I'm having trouble figuring out how to simplify this code to summations since it has an if statement in it.
sum=0
for (i = 1 to n ){
for (j = 1 to i^2){
if (j % i ==0) then
for (k = 1 to j){
sum++
}
}
}
}
I know the if statement will execute i times every loop.
1%1 = 0
2%2 = 0
4%2 = 0
3%3 = 0
6%3 = 0
9%3 = 0
and so on.
This is what I have so far (see link below), forgive the i^2 notation, I can't post images yet without rep. Again, the inner summation is i^2 not 2 choose i.

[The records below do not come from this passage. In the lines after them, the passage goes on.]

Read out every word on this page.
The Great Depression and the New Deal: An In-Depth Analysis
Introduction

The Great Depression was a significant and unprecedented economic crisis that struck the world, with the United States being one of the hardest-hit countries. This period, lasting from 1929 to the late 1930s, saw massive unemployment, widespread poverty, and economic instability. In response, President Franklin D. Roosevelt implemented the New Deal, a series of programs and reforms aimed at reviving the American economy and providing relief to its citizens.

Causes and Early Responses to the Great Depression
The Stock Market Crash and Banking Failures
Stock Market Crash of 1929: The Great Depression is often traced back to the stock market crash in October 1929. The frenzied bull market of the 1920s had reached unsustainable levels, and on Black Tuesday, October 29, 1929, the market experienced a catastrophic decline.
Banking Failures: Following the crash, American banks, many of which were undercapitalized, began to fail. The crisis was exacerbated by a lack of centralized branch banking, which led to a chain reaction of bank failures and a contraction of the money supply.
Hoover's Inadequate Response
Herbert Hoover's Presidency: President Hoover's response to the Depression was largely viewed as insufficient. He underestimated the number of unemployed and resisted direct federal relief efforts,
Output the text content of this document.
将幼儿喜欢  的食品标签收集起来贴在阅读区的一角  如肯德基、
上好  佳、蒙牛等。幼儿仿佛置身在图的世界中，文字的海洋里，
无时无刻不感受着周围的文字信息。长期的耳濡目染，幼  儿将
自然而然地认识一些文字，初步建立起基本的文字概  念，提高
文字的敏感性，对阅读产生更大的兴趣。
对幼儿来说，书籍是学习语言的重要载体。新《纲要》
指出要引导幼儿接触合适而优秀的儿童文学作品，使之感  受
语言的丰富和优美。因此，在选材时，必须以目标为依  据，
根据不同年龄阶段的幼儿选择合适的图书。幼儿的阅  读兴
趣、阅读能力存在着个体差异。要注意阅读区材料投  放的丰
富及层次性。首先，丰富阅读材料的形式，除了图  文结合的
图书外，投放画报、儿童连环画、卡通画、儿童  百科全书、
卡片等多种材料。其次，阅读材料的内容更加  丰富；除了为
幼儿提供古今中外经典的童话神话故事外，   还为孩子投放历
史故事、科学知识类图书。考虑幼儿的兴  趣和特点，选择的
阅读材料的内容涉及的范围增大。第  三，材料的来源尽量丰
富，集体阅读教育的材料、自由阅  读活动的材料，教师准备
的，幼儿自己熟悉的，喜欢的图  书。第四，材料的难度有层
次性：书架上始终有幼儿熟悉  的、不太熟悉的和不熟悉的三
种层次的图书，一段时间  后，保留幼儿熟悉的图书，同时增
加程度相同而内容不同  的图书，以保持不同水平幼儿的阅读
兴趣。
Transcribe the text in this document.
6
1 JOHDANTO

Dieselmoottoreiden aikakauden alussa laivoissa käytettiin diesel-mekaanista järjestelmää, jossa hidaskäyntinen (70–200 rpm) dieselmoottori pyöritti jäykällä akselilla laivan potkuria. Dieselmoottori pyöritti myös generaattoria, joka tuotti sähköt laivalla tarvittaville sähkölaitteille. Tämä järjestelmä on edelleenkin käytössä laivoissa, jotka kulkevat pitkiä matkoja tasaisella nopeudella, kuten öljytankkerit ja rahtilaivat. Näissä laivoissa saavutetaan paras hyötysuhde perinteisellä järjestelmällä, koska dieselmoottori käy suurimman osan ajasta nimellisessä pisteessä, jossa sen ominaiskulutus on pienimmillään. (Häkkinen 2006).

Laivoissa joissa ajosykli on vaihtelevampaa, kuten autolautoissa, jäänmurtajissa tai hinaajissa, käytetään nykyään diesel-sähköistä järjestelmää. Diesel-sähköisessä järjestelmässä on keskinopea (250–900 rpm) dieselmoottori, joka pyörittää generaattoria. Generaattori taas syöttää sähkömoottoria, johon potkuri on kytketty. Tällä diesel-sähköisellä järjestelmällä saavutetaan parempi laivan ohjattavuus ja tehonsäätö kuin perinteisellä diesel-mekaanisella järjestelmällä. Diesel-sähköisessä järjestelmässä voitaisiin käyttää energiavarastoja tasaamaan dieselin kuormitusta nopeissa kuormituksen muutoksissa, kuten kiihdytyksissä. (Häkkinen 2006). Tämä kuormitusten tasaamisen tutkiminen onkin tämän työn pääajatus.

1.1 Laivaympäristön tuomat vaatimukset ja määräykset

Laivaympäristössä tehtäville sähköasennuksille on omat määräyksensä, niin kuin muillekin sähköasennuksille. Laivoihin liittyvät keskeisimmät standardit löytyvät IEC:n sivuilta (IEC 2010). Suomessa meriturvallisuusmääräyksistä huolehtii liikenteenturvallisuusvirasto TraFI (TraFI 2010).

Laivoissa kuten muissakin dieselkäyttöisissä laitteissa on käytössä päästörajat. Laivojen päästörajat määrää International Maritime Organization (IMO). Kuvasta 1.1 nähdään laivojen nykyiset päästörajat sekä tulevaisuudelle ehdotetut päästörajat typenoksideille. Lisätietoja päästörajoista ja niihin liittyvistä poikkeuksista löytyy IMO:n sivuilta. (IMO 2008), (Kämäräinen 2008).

http://www.HostMath.com/Show.aspx?Code=%5Csum%5Climits_%7Bi%3D1%7D%5En%5Csum%5Climits_%7Bj%3D1%7D%5Ei%5E%7B2%7D%20%5Csum%5Climits_%7Bk%3D1%7D%5Ej%0A(1)
I want to simplify the inner summation to j, but it only happens, i times. I feel like this is very simple and I am not seeing the obvious connection.
That is my proposed solution:
sum=0
for (i = 1 to n )
{
for (j = i to i^2, step=i){
sum = sum + j
}
}
UPDATE
It looks like square pyramidal number, so you can just write:
sum = (2*n^3 + 3*n^2 + n / 6)
for (k = 1 to j) {
sum++
}
Note that the for-loop above increments sum j times, which is equivalent to the following line:
sum = sum + j
Note that the condition if (j % i ==0) evaluates to true when j is a multiple of i, so you can actually change your for-loop indexed by j to be incremented by i instead of 1 after each iteration. So you can have the following equivalent code instead:
sum = 0
for (i = 1; i <= n; i++) {
for (j = 0; j <= i^2; j = j + i) {
sum = sum + j
}
}
Note: For simplicity, I have changed the starting index of j to 0 instead of 1. If we start from 1, j will take values 1 + i, 1 + 2i, ... instead of the multiples of i.
Fast solution:
int sum = n * (n + 1) / 2;
sum *= sum;
sum += n * (n + 1) * (2 * n + 1) / 6;
sum /= 2;
What code is doing:
int sum = 0, i, j;
for(i = 1; i <= n; i++)
for(j = 1; j <= i; j++)
sum += i * j;
I think the approach that is closest to what you have but doesn't have an if is the following.
sum = 0
for (i = 1 to n)
for (j = 1 to i)
for (k = 1 to i*j)
sum++
Basically, you change j so that instead of looping over everything from 1 to i^2 and then skipping anything that isn't a multiple of i, you just have j loop over the multiples.
As has been stated in other answers, there are far more efficient expressions for this sum that do not require any loops.
The answer that I marked as correct was wrong. This was the answer that was given to me. I will do my best to say it properly.
The sum from i = 1 to n, of the sum from j = 1 to i squared for even j is equal approximately to the sum from i = 1 to n of i squared times i squared plus one all over 2.
(or the last part again) is equal to approximately:
the sum from i =1 to n of (i^2 * [(i^2) + 1]) / 2
which is Theta n^5.
THIS is the correct answer